The closure was unexpected, the post noted, adding that the staff had to "say final goodbyes to the studio today suddenly." In the post's caption, Sol Tribe listed where the shop's artists would now be working.

"We thought we had another month of sorting out details before the final closing of Sol Tribe, but that wasn't the case," it added. "We are completely devastated."

Sol Tribe was opened in 2008 under the leadership of Alicia Cardenas, who'd started out with the shop Twisted Sol in 1997. Cardenas was one of six people murdered in a shooting spree that involved other tattoo shops on December 27, 2021; the shooter started at Sol Tribe, where he also killed jewelry manager Alyssa Gunn-Maldonado, whose husband was injured in the attack. Small businesses near Sol Tribe came together to support the workers there, and many tattoo shops hosted fundraisers. The shooting will be the subject of an Investigation Discovery show, with the Denver episode coming out July 8 on MAX.

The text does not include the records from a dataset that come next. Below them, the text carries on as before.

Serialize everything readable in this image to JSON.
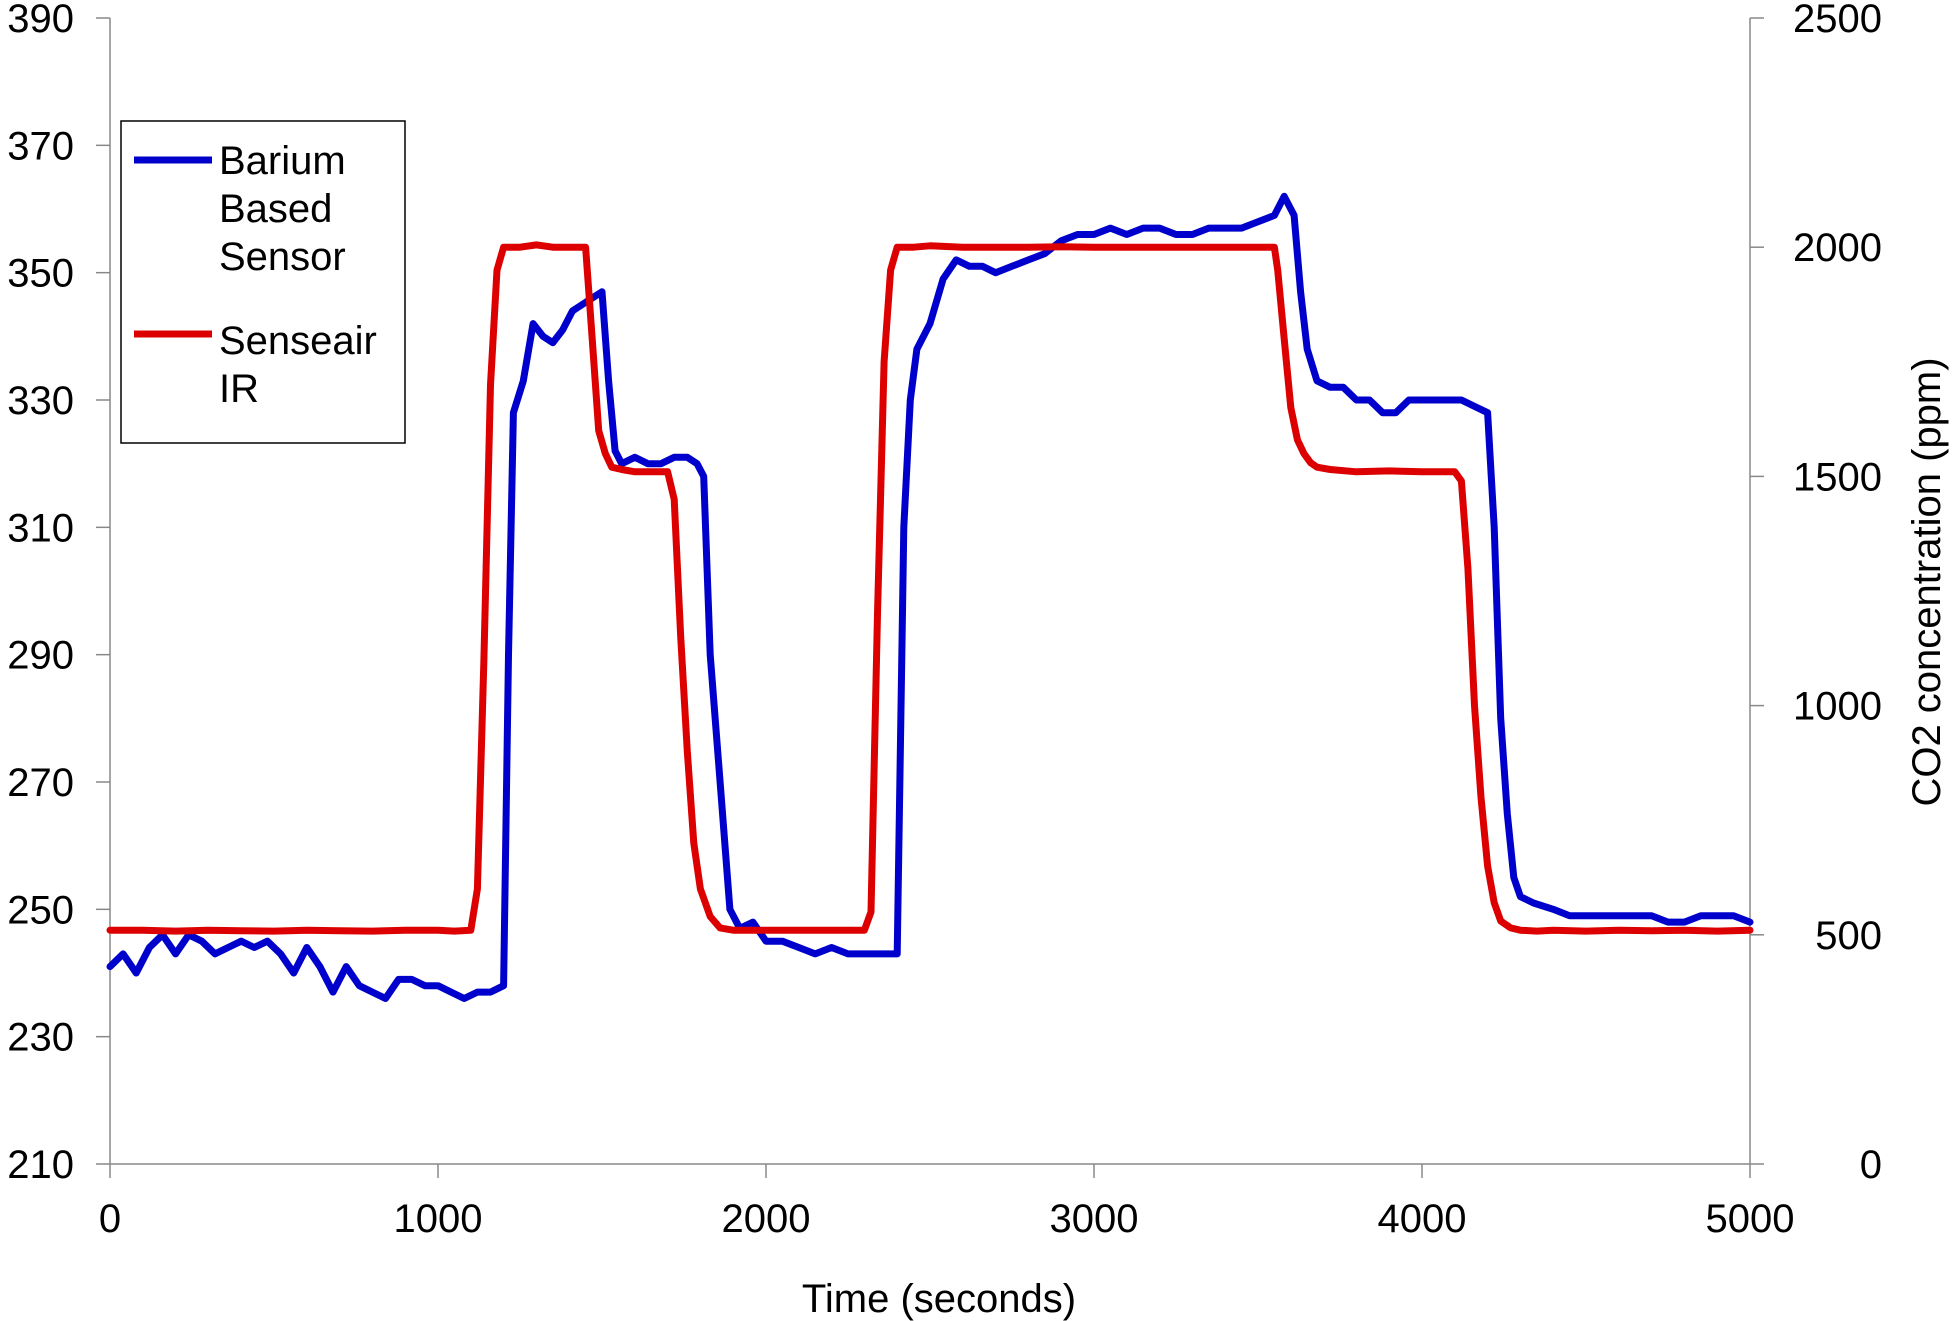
{
  "chart_data": {
    "type": "line",
    "title": "",
    "xlabel": "Time (seconds)",
    "ylabel_left": "",
    "ylabel_right": "CO2 concentration (ppm)",
    "xlim": [
      0,
      5000
    ],
    "ylim_left": [
      210,
      390
    ],
    "ylim_right": [
      0,
      2500
    ],
    "x_ticks": [
      "0",
      "1000",
      "2000",
      "3000",
      "4000",
      "5000"
    ],
    "y_left_ticks": [
      "210",
      "230",
      "250",
      "270",
      "290",
      "310",
      "330",
      "350",
      "370",
      "390"
    ],
    "y_right_ticks": [
      "0",
      "500",
      "1000",
      "1500",
      "2000",
      "2500"
    ],
    "grid": false,
    "legend_position": "top-left",
    "series": [
      {
        "name": "Barium Based Sensor",
        "axis": "left",
        "color": "#0000cc",
        "x": [
          0,
          40,
          80,
          120,
          160,
          200,
          240,
          280,
          320,
          360,
          400,
          440,
          480,
          520,
          560,
          600,
          640,
          680,
          720,
          760,
          800,
          840,
          880,
          920,
          960,
          1000,
          1040,
          1080,
          1120,
          1160,
          1200,
          1215,
          1230,
          1260,
          1290,
          1320,
          1350,
          1380,
          1410,
          1440,
          1470,
          1500,
          1520,
          1540,
          1560,
          1600,
          1640,
          1680,
          1720,
          1760,
          1790,
          1810,
          1830,
          1860,
          1890,
          1920,
          1960,
          2000,
          2050,
          2100,
          2150,
          2200,
          2250,
          2300,
          2350,
          2400,
          2420,
          2440,
          2460,
          2500,
          2540,
          2580,
          2620,
          2660,
          2700,
          2750,
          2800,
          2850,
          2900,
          2950,
          3000,
          3050,
          3100,
          3150,
          3200,
          3250,
          3300,
          3350,
          3400,
          3450,
          3500,
          3550,
          3580,
          3610,
          3630,
          3650,
          3680,
          3720,
          3760,
          3800,
          3840,
          3880,
          3920,
          3960,
          4000,
          4040,
          4080,
          4120,
          4160,
          4200,
          4220,
          4240,
          4260,
          4280,
          4300,
          4340,
          4400,
          4450,
          4500,
          4550,
          4600,
          4650,
          4700,
          4750,
          4800,
          4850,
          4900,
          4950,
          5000
        ],
        "y": [
          241,
          243,
          240,
          244,
          246,
          243,
          246,
          245,
          243,
          244,
          245,
          244,
          245,
          243,
          240,
          244,
          241,
          237,
          241,
          238,
          237,
          236,
          239,
          239,
          238,
          238,
          237,
          236,
          237,
          237,
          238,
          290,
          328,
          333,
          342,
          340,
          339,
          341,
          344,
          345,
          346,
          347,
          333,
          322,
          320,
          321,
          320,
          320,
          321,
          321,
          320,
          318,
          290,
          270,
          250,
          247,
          248,
          245,
          245,
          244,
          243,
          244,
          243,
          243,
          243,
          243,
          310,
          330,
          338,
          342,
          349,
          352,
          351,
          351,
          350,
          351,
          352,
          353,
          355,
          356,
          356,
          357,
          356,
          357,
          357,
          356,
          356,
          357,
          357,
          357,
          358,
          359,
          362,
          359,
          347,
          338,
          333,
          332,
          332,
          330,
          330,
          328,
          328,
          330,
          330,
          330,
          330,
          330,
          329,
          328,
          310,
          280,
          265,
          255,
          252,
          251,
          250,
          249,
          249,
          249,
          249,
          249,
          249,
          248,
          248,
          249,
          249,
          249,
          248
        ]
      },
      {
        "name": "Senseair IR",
        "axis": "right",
        "color": "#dd0000",
        "x": [
          0,
          100,
          200,
          300,
          400,
          500,
          600,
          700,
          800,
          900,
          1000,
          1050,
          1100,
          1120,
          1140,
          1160,
          1180,
          1200,
          1250,
          1300,
          1350,
          1400,
          1450,
          1470,
          1490,
          1510,
          1530,
          1560,
          1600,
          1650,
          1700,
          1720,
          1740,
          1760,
          1780,
          1800,
          1830,
          1860,
          1900,
          1950,
          2000,
          2100,
          2200,
          2300,
          2320,
          2340,
          2360,
          2380,
          2400,
          2450,
          2500,
          2600,
          2700,
          2800,
          2900,
          3000,
          3100,
          3200,
          3300,
          3400,
          3500,
          3550,
          3560,
          3580,
          3600,
          3620,
          3640,
          3660,
          3680,
          3720,
          3800,
          3900,
          4000,
          4100,
          4120,
          4140,
          4160,
          4180,
          4200,
          4220,
          4240,
          4270,
          4300,
          4350,
          4400,
          4500,
          4600,
          4700,
          4800,
          4900,
          5000
        ],
        "y": [
          510,
          510,
          508,
          510,
          509,
          508,
          510,
          509,
          508,
          510,
          510,
          508,
          510,
          600,
          1100,
          1700,
          1950,
          2000,
          2000,
          2005,
          2000,
          2000,
          2000,
          1800,
          1600,
          1550,
          1520,
          1515,
          1510,
          1510,
          1510,
          1450,
          1150,
          900,
          700,
          600,
          540,
          515,
          510,
          510,
          510,
          510,
          510,
          510,
          550,
          1200,
          1750,
          1950,
          2000,
          2000,
          2003,
          2000,
          2000,
          2000,
          2001,
          2000,
          2000,
          2000,
          2000,
          2000,
          2000,
          2000,
          1950,
          1800,
          1650,
          1580,
          1550,
          1530,
          1520,
          1515,
          1510,
          1512,
          1510,
          1510,
          1490,
          1300,
          1000,
          800,
          650,
          570,
          530,
          515,
          510,
          508,
          510,
          508,
          510,
          509,
          510,
          508,
          510
        ]
      }
    ]
  }
}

Just two weeks before she was murdered, Cardenas spoke with Westword about the history of tattooing in Denver, and how she worked to create a welcoming scene.

"I have been building my tattoo shop vision since day one about making a space that was more inclusive and more friendly to different walks of life, the queer community — taking it out of the biker, prisoner sort of realm and getting it into a space where anyone who wanted to could walk in and get a good tattoo and feel comfortable," Cardenas said.

“And that’s really what it’s about," she continued. "Taking it out of this history of bad behavior that’s undeniable when you have a whole industry born off people who come out of prison or who have embraced this alternative lifestyle — there’s gonna be drugs and misogyny and abuse. But the part where it’s been reborn, where people who are nonbinary have a voice — that’s been going on for a while, that’s been manifesting and switching and evolving for at least the last 25 years.”

And for fifteen of those years, Sol Tribe was a leader of that change.

Sol Tribe management has not been available for comment; we'll update this post as soon as we connect.